Etwa 700 Industriechemikalien werden heute im Menschen gefunden, die bei unseren Großeltern noch nicht vorhanden waren. Ärzte bezeichnen Babysals „vorbelastet“ geboren.

Offiziellen Umfragen zufolge machen sich 84 % der Europäer Sorgen über die gesundheitlichen Auswirkungen von Chemikalien in Produkten und 90 % über deren Auswirkungen auf die Umwelt.

Traditionell reguliert die EU Chemikalien einzeln, ein Ansatz, der mit der industriellen Entwicklung einer neuen Chemikalie alle 1,4 Sekunden nicht Schritt halten kann. Die EU hat in den letzten 13 Jahren rund 2.000 gefährliche Chemikalien verboten, mehr als jede andere Region der Welt.

Diese Beschränkungen gelten jedoch nur für sehr wenige Produkte, wie Kosmetika und Spielzeug. Ungefähr dieselben Stoffe werden nun auch in Kinderpflegeartikeln, einer größeren Produktgruppe als Spielzeug oder Kosmetika, verboten sein.
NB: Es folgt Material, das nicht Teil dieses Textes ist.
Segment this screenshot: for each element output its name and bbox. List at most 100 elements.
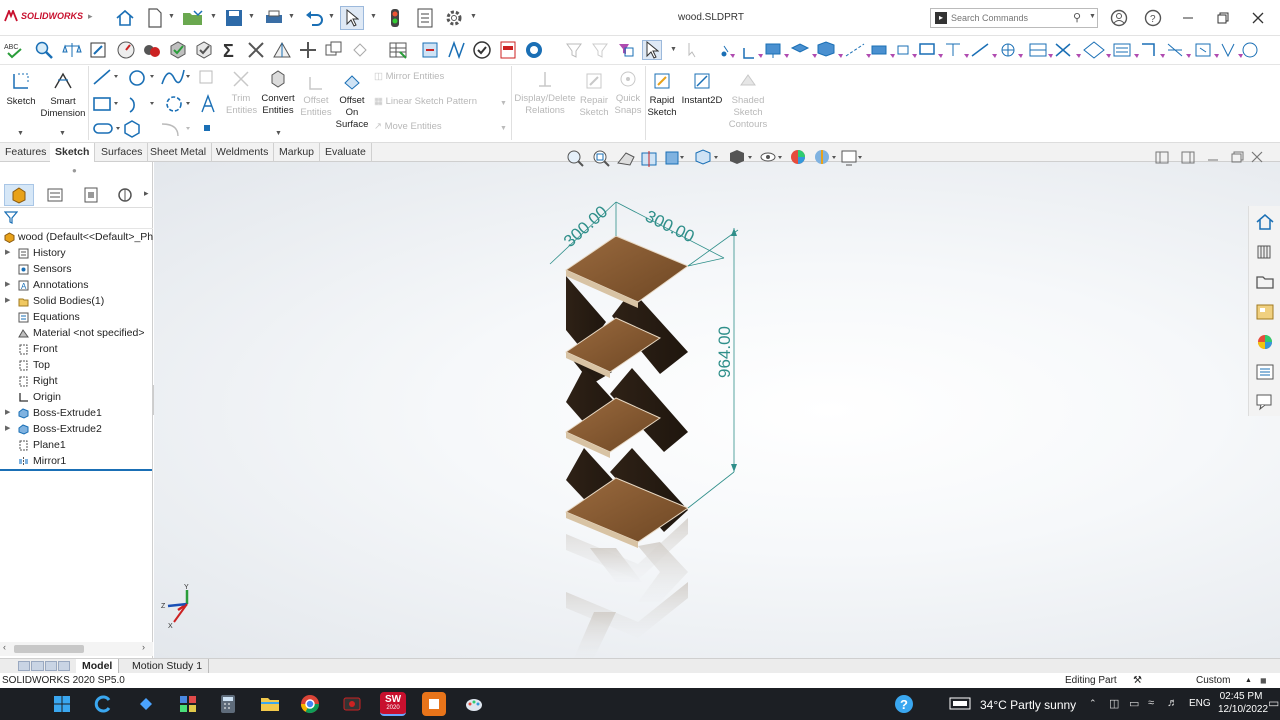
- cortana-icon[interactable]: [92, 692, 116, 716]
- check-mark-icon[interactable]: [472, 40, 492, 60]
- custom-properties-icon[interactable]: [1253, 360, 1277, 384]
- pattern-dropdown-icon[interactable]: ▼: [500, 100, 507, 107]
- tab-model[interactable]: Model: [76, 659, 120, 673]
- sketch-dropdown-icon[interactable]: ▼: [17, 130, 24, 137]
- solidworks-logo[interactable]: SOLIDWORKS: [4, 10, 83, 22]
- open-dropdown-icon[interactable]: ▼: [210, 13, 217, 20]
- panel-tabs-more-icon[interactable]: ▸: [144, 188, 149, 199]
- spline-tool-icon[interactable]: [161, 69, 190, 85]
- unit-system-selector[interactable]: Custom: [1196, 673, 1230, 688]
- language-indicator[interactable]: ENG: [1189, 698, 1211, 709]
- file-explorer-taskbar-icon[interactable]: [258, 692, 282, 716]
- tab-markup[interactable]: Markup: [274, 143, 321, 162]
- dimension-height[interactable]: 964.00: [715, 326, 734, 378]
- tree-item-origin[interactable]: Origin: [0, 389, 153, 405]
- save-dropdown-icon[interactable]: ▼: [248, 13, 255, 20]
- new-dropdown-icon[interactable]: ▼: [168, 13, 175, 20]
- search-scope-icon[interactable]: ▸: [935, 12, 947, 24]
- rebuild-traffic-light-icon[interactable]: [383, 6, 407, 30]
- wifi-icon[interactable]: ≈: [1148, 697, 1154, 709]
- filter-icon[interactable]: [3, 210, 19, 224]
- units-dropdown-icon[interactable]: ▲: [1245, 673, 1252, 688]
- appearances-scenes-icon[interactable]: [1253, 330, 1277, 354]
- draft-analysis-icon[interactable]: [272, 40, 292, 60]
- convert-dropdown-icon[interactable]: ▼: [275, 130, 282, 137]
- view-palette-icon[interactable]: [1253, 300, 1277, 324]
- shaded-sketch-contours-button[interactable]: Shaded Sketch Contours: [726, 71, 770, 131]
- filter-faces-disabled-icon[interactable]: [590, 40, 610, 60]
- file-properties-icon[interactable]: [413, 6, 437, 30]
- thickness-analysis-icon[interactable]: [524, 40, 544, 60]
- open-folder-icon[interactable]: [181, 6, 205, 30]
- text-tool-icon[interactable]: [201, 94, 215, 113]
- prev-tab-icon[interactable]: [31, 661, 44, 671]
- tab-surfaces[interactable]: Surfaces: [96, 143, 149, 162]
- expand-arrow-icon[interactable]: ▶: [5, 277, 10, 293]
- clear-filters-icon[interactable]: [684, 40, 704, 60]
- weather-label[interactable]: 34°C Partly sunny: [980, 698, 1076, 712]
- expand-arrow-icon[interactable]: ▶: [5, 245, 10, 261]
- design-library-icon[interactable]: [1253, 240, 1277, 264]
- convert-entities-button[interactable]: Convert Entities: [260, 69, 296, 117]
- linear-pattern-button[interactable]: ▦ Linear Sketch Pattern: [374, 96, 477, 107]
- search-dropdown-icon[interactable]: ▼: [1089, 13, 1096, 20]
- tree-item-front-plane[interactable]: Front: [0, 341, 153, 357]
- expand-arrow-icon[interactable]: ▶: [5, 405, 10, 421]
- panel-collapse-dot[interactable]: ●: [72, 166, 77, 175]
- filter-disabled-icon[interactable]: [564, 40, 584, 60]
- scroll-right-icon[interactable]: ›: [142, 642, 145, 652]
- tree-item-solid-bodies[interactable]: ▶ Solid Bodies(1): [0, 293, 153, 309]
- polygon-tool-icon[interactable]: [166, 96, 190, 112]
- trim-entities-button[interactable]: Trim Entities: [226, 69, 257, 117]
- mirror-entities-button[interactable]: ◫ Mirror Entities: [374, 71, 444, 82]
- sketch-button[interactable]: Sketch: [4, 70, 38, 108]
- point-tool-icon[interactable]: [204, 125, 210, 131]
- tab-motion-study[interactable]: Motion Study 1: [126, 659, 210, 673]
- sketch-fillet-disabled-icon[interactable]: [199, 70, 213, 84]
- viewport-close-icon[interactable]: [1251, 151, 1263, 163]
- tree-item-equations[interactable]: Equations: [0, 309, 153, 325]
- stop-warning-icon[interactable]: [142, 40, 162, 60]
- app-arrow-icon[interactable]: [134, 692, 158, 716]
- network-icon[interactable]: ◫: [1109, 697, 1119, 710]
- notification-center-icon[interactable]: ▭: [1268, 696, 1279, 710]
- tab-features[interactable]: Features: [0, 143, 53, 162]
- filter-edges-icon[interactable]: [616, 40, 636, 60]
- tab-sheet-metal[interactable]: Sheet Metal: [145, 143, 213, 162]
- mass-properties-icon[interactable]: [62, 40, 82, 60]
- help-icon[interactable]: ?: [1141, 6, 1165, 30]
- close-window-icon[interactable]: [1246, 6, 1270, 30]
- weather-monitor-icon[interactable]: [948, 692, 972, 716]
- tree-item-right-plane[interactable]: Right: [0, 373, 153, 389]
- selection-filters-icon[interactable]: [714, 38, 1259, 62]
- select-filter-dropdown-icon[interactable]: ▼: [670, 46, 677, 53]
- clock[interactable]: 02:45 PM 12/10/2022: [1218, 690, 1268, 716]
- tree-item-plane1[interactable]: Plane1: [0, 437, 153, 453]
- battery-icon[interactable]: ▭: [1129, 697, 1139, 710]
- dimension-width-b[interactable]: 300.00: [642, 207, 697, 247]
- quick-snaps-button[interactable]: Quick Snaps: [612, 69, 644, 117]
- import-diagnostics-icon[interactable]: [420, 40, 440, 60]
- expand-arrow-icon[interactable]: ▶: [5, 421, 10, 437]
- stack-up-icon[interactable]: [498, 40, 518, 60]
- volume-icon[interactable]: ♬: [1167, 697, 1178, 709]
- user-account-icon[interactable]: [1107, 6, 1131, 30]
- offset-entities-button[interactable]: Offset Entities: [300, 73, 332, 119]
- property-manager-tab-icon[interactable]: [40, 184, 70, 206]
- arc-tool-icon[interactable]: [129, 97, 154, 113]
- copy-features-icon[interactable]: [324, 40, 344, 60]
- minimize-window-icon[interactable]: [1176, 6, 1200, 30]
- calculator-icon[interactable]: [216, 692, 240, 716]
- tree-item-boss-extrude1[interactable]: ▶ Boss-Extrude1: [0, 405, 153, 421]
- panel-horizontal-scrollbar[interactable]: ‹ ›: [0, 642, 153, 656]
- shelf-model[interactable]: [564, 235, 690, 548]
- instant2d-button[interactable]: Instant2D: [680, 71, 724, 107]
- configuration-manager-tab-icon[interactable]: [76, 184, 106, 206]
- part-check-icon[interactable]: [168, 40, 188, 60]
- display-delete-relations-button[interactable]: Display/Delete Relations: [514, 69, 576, 117]
- offset-on-surface-button[interactable]: Offset On Surface: [334, 73, 370, 131]
- deviation-analysis-icon[interactable]: [446, 40, 466, 60]
- home-icon[interactable]: [113, 6, 137, 30]
- slot-tool-icon[interactable]: [93, 123, 120, 134]
- symmetry-check-icon[interactable]: [350, 40, 370, 60]
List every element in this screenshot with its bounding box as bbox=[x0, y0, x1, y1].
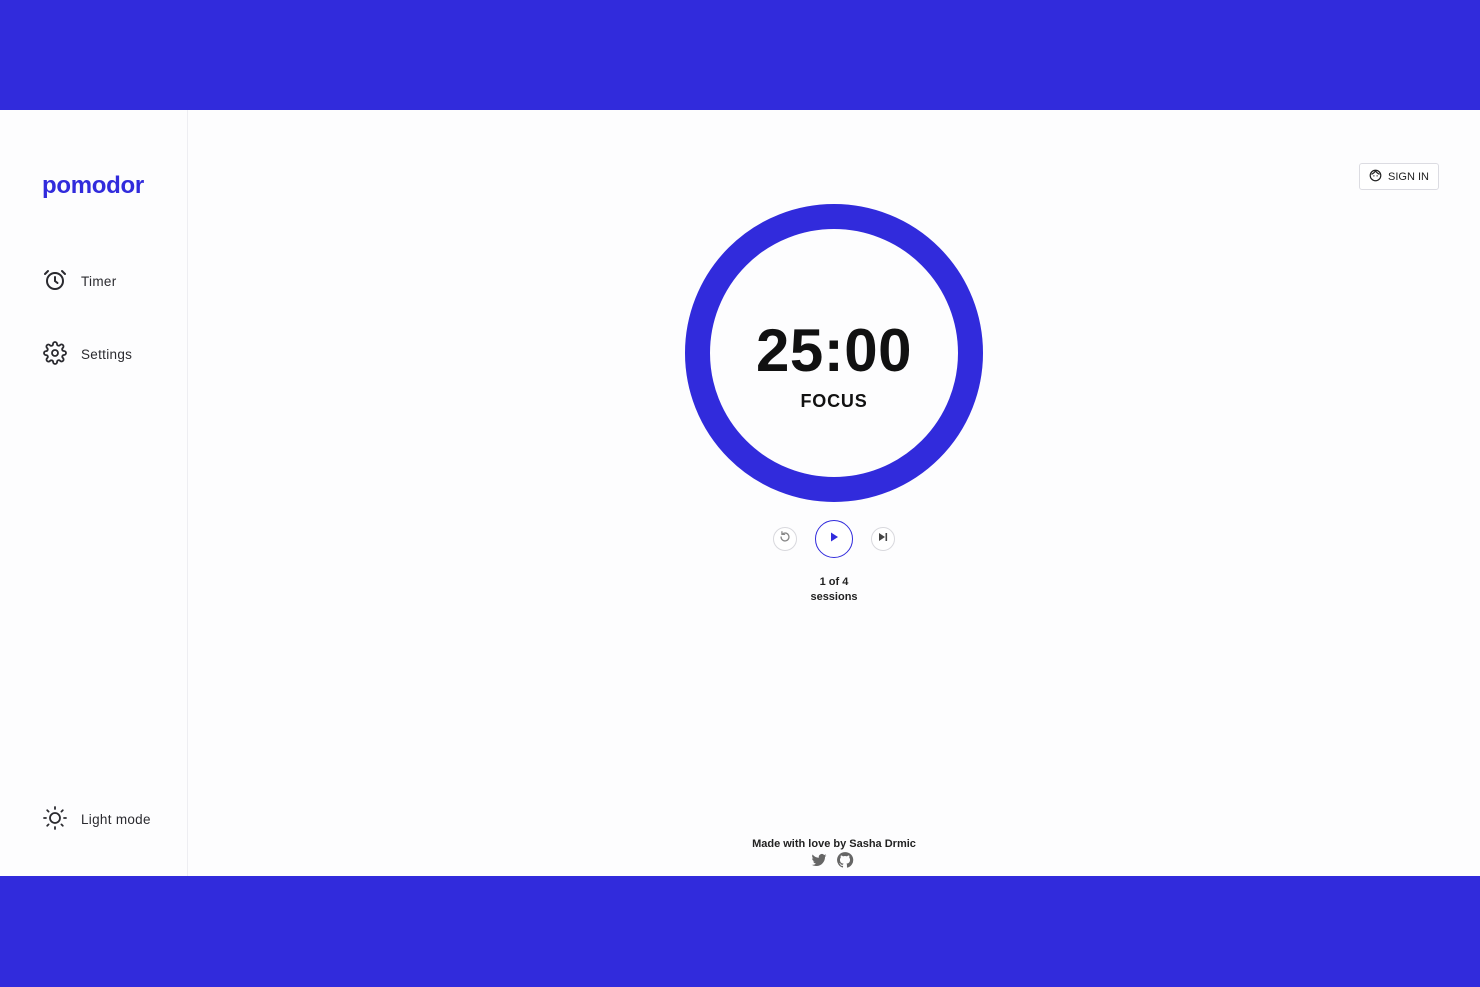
github-icon[interactable] bbox=[836, 851, 854, 874]
session-counter: 1 of 4 sessions bbox=[734, 575, 934, 605]
reset-button[interactable] bbox=[773, 527, 797, 551]
skip-button[interactable] bbox=[871, 527, 895, 551]
logo[interactable]: pomodor bbox=[42, 172, 144, 200]
session-unit: sessions bbox=[810, 591, 858, 603]
skip-icon bbox=[877, 530, 889, 548]
app-window: pomodor Timer Settings Light mode SIGN I… bbox=[0, 110, 1480, 876]
timer-mode-label: FOCUS bbox=[800, 391, 868, 411]
footer-credit: Made with love by Sasha Drmic bbox=[752, 838, 916, 850]
sidebar-item-settings[interactable]: Settings bbox=[43, 341, 132, 368]
twitter-icon[interactable] bbox=[810, 851, 828, 874]
timer-controls bbox=[773, 520, 895, 558]
sidebar-item-label: Timer bbox=[81, 274, 117, 289]
social-links bbox=[810, 851, 854, 874]
logo-text: pomodor bbox=[42, 172, 144, 199]
sidebar-item-timer[interactable]: Timer bbox=[43, 268, 117, 295]
play-button[interactable] bbox=[815, 520, 853, 558]
light-mode-label: Light mode bbox=[81, 812, 151, 827]
top-band bbox=[0, 0, 1480, 110]
sign-in-label: SIGN IN bbox=[1388, 170, 1429, 183]
main-content: SIGN IN 25:00 FOCUS 1 of 4 sessions Made… bbox=[188, 110, 1480, 876]
gear-icon bbox=[43, 341, 67, 368]
alarm-clock-icon bbox=[43, 268, 67, 295]
sidebar: pomodor Timer Settings Light mode bbox=[0, 110, 188, 876]
sidebar-item-label: Settings bbox=[81, 347, 133, 362]
reset-icon bbox=[778, 530, 792, 549]
sign-in-button[interactable]: SIGN IN bbox=[1359, 163, 1439, 190]
sun-icon bbox=[43, 806, 67, 833]
session-count: 1 of 4 bbox=[819, 576, 849, 588]
light-mode-toggle[interactable]: Light mode bbox=[43, 806, 151, 833]
timer-display: 25:00 bbox=[756, 317, 912, 384]
play-icon bbox=[828, 530, 840, 548]
user-face-icon bbox=[1369, 169, 1382, 185]
bottom-band bbox=[0, 876, 1480, 987]
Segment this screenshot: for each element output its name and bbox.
Darüber hinaus werden die meisten anderen chemischen Gruppen, auf die der Fahrplan abzielt, auf viele Produktgruppen anwendbar sein, für viele Produktgruppen gelten, was die Auswirkungen der Vorschriften erheblich erweitert.

Das EEB schätzt, dass der Fahrplan dazu führen wird, dass bis 2030 etwa 5.000 bis 7.000 Chemikalien verboten werden.

Der Fahrplan wird einen gruppenbasierten Ansatz für die Regulierung von Chemikalien verstärken, bei dem das schädlichste Mitglied einer chemischen Familie rechtliche Beschränkungen für die gesamte Familie festlegt. Dies dürfte die Praxis der Industrie beenden, chemische Rezepturen leicht zu verändern, um Verbote zu umgehen.

Ursprünglich veröffentlicht von Sustainable Pulse.